Me interesa mucho, además, un grupo de autores que piensan el problema de la tradición en esos mismos años 30 y 40, gente como Canal Fiejóo, Juan Alfonso Carrizo o Bruno Jacovella. Ver ahí cómo se arma un dispositivo nacionalista, donde lo folklórico es un componente fundamental y problemático.
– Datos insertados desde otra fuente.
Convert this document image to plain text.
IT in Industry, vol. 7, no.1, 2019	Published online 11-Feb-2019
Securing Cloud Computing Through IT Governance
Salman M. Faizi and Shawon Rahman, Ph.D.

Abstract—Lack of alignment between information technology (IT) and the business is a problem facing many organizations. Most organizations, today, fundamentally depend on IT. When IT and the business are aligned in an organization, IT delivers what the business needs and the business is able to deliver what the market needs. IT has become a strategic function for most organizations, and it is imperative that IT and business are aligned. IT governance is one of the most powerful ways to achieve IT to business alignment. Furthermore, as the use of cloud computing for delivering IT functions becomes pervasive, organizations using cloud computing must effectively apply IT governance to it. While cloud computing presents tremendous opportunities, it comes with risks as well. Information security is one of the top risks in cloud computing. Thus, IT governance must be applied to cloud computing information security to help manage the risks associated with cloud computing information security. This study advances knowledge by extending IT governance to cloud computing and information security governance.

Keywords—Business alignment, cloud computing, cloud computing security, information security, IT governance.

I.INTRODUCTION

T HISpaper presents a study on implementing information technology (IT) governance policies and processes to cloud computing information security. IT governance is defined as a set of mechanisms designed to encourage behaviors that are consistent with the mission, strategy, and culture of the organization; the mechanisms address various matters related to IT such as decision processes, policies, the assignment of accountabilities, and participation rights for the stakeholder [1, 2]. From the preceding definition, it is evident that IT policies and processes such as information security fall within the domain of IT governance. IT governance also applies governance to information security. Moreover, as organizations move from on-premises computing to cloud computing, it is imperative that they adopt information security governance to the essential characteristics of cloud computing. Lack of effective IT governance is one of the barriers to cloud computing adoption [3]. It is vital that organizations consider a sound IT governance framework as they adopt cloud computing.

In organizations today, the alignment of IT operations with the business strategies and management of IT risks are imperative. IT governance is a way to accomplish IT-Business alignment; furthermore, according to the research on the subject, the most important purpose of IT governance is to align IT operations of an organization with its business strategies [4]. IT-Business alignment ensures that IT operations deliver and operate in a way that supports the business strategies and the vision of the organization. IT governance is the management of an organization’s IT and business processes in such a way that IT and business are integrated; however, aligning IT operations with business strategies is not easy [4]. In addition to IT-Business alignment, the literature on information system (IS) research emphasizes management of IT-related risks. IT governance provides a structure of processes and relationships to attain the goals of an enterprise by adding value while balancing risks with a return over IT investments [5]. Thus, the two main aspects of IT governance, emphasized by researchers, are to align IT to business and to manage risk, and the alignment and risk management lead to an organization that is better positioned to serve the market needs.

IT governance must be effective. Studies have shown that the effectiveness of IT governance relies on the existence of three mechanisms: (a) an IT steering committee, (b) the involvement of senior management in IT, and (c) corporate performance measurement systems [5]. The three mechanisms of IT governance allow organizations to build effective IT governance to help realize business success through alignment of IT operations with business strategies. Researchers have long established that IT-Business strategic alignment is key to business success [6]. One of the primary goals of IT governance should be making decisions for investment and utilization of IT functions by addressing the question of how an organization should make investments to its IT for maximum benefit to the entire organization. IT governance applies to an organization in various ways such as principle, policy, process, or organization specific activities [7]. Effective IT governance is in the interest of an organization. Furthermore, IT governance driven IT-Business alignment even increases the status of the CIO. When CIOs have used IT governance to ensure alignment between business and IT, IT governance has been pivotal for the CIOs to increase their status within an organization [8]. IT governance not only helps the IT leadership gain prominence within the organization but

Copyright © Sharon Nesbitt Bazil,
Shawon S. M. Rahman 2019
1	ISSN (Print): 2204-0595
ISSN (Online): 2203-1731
Otro autor que rescato es Arturo Marasso; sus textos sobre Cervantes, Góngora o sobre Rubén Darío son un ejercicio de crítica a la vez académica y ensayística insoslayables, que se pueden leer en serie con los grandes momentos de la estilística, de la filología e incluso con la crítica iconográfica del siglo veinte. Es de una línea política y cultural totalmente diferente de la de Castellani, está en otra esfera, tiene serios problemas a partir del 43, con el ingreso de los nacionalistas al sistema educativo, pero también, por motivos que habría que elaborar, queda afuera de lo pensable desde la crítica hegemónica a la que me referí más arriba. Son textos que implican realmente un desafío para el lector, que ponen en juego paradigmas de lectura complejos como lo hacen en ese tiempo Spitzer o Warburg, autores que no generan ese efecto de estar participando de un mundo cultural aceptable de manera veloz y digerida, como en el caso de Borges o Cortázar. Me apasiona, además, la pregunta geográfica por la literatura, que me parece que en la Argentina está poco trabajada. Marasso, como Carrizo o Canal Feijóo o Jacovella, se arma a sí mismo desde lugares excéntricos de la Argentina, desde Chilecito y Catamarca. Primero “en provincias” y más tarde en Buenos Aires, Marasso se forma en los rigores de la crítica filológica y estilística y desde muy joven se dedica a la enseñanza en la Universidad de La Plata y en el Mariano Acosta, la Escuela Normal de Profesores. Es imposible pensar a Marasso prescindiendo de ese lugar profesoral, en el que su escritura se arma. Todo eso –lo provincial, lo erudito, lo profesoral- se elabora en sus ensayos y en su poesía. Es refractario a las lecturas veloces, no es reparatorio ni consolatorio ni sarcástico, y eso lo hace, desde mi perspectiva, especialmente atractivo.